November sweeps in here amid the yellow leaves of the black birch trees, the in-and-out light from storm clouds scuttling across the skies. I’ve transitioned from my back-room writing desk where I freeze in the winter to the living room at the front of the house. There, sixty-year-old cast iron heaters keep my hands warm enough to type. My writing table is positioned in front of a window and when not concentrating, I watch squirrels scavenging for acorns and black walnuts while the last of the rusty pine needles float down. We live on a busy street. I’m an early morning writer and now, the sun comes up so late I have to turn on the light while I’m working which makes me feel exposed. The other day, a neighbor I rarely see said, “I see you in your front window when I leave for work. What the heck are you doing there?”
“I’m writing,” I said and it’s true. But these days, I feel like a fraud.
November. The month during which many with drive, ambition and more creativity than me jump into National Novel Writing month, aka NaNoWriMo or NaNo for short, while, I as usual, do not. Actually, I gave it some thought this year. I’m an inch into a new project. No—a centimeter. For me, that means thinking time. Do I really have a story? I can see the beginning, perhaps the end, but there’s a whole lot of pondering to be done to flesh out the middle. Without a clear idea, I couldn’t possibly get fifty thousand words written in thirty days. I marvel at those with the focus and planning to do so.
And then there’s this. I’m weary. Can I do it again? Can I spend years working on another book that will only remain stored for oblivion on my flash drive?
Confession time. Each November, I feel left behind in the writing world. When I dared myself to try to write a novel seven years ago, I had no idea how hard it would be. Nor did I understand what a struggle it would be to improve oh, just about everything related to my writing while working on my second, third and fourth attempts.

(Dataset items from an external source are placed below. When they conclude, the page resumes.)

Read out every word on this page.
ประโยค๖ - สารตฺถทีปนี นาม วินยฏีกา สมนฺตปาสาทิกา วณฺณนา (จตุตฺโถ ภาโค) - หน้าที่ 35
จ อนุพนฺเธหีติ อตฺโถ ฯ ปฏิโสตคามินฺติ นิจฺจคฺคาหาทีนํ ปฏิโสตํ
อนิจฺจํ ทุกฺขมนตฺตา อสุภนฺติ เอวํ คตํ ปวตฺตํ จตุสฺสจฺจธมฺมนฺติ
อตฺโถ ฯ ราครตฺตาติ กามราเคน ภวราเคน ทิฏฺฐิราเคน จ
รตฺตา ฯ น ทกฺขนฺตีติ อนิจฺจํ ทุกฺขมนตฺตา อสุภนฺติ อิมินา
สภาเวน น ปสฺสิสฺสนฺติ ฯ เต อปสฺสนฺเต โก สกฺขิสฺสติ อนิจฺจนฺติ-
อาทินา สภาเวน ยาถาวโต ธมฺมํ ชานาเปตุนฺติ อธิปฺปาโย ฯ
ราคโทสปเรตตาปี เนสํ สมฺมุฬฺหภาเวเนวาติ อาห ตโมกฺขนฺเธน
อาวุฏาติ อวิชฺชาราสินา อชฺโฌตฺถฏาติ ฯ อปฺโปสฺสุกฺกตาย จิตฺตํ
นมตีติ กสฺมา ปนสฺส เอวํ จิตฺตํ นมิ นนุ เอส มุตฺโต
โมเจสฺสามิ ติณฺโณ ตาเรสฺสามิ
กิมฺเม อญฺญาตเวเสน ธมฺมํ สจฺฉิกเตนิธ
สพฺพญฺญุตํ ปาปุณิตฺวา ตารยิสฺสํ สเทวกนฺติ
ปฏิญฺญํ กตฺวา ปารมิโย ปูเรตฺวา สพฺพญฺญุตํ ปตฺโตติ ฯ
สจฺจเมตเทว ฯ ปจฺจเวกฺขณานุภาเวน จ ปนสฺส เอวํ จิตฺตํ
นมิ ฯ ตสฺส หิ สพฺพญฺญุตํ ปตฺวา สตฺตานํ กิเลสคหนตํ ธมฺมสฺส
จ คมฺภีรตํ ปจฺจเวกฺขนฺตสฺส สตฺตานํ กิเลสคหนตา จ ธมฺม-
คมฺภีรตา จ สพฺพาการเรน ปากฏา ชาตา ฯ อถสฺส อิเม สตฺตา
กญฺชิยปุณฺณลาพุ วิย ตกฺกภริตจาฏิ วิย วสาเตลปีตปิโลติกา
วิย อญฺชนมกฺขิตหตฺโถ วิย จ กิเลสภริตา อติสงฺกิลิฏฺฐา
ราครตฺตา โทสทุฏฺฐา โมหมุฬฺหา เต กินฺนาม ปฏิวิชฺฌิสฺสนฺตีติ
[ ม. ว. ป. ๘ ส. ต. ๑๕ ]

Then there’s the reading. So many talented authors out there. The three novels I’ve read and loved over the last month alone have me wondering if I have it in me to create a story good enough to raise an agent’s eyebrows.
This month things become grey and drab and my feelings mirror the weather. During November, my most insecure insecurities rise up like leftover Halloween ghosts. I’m getting older. I’m running out of time. What do I leave behind if I never publish a book?
What's your NaNo experience been like?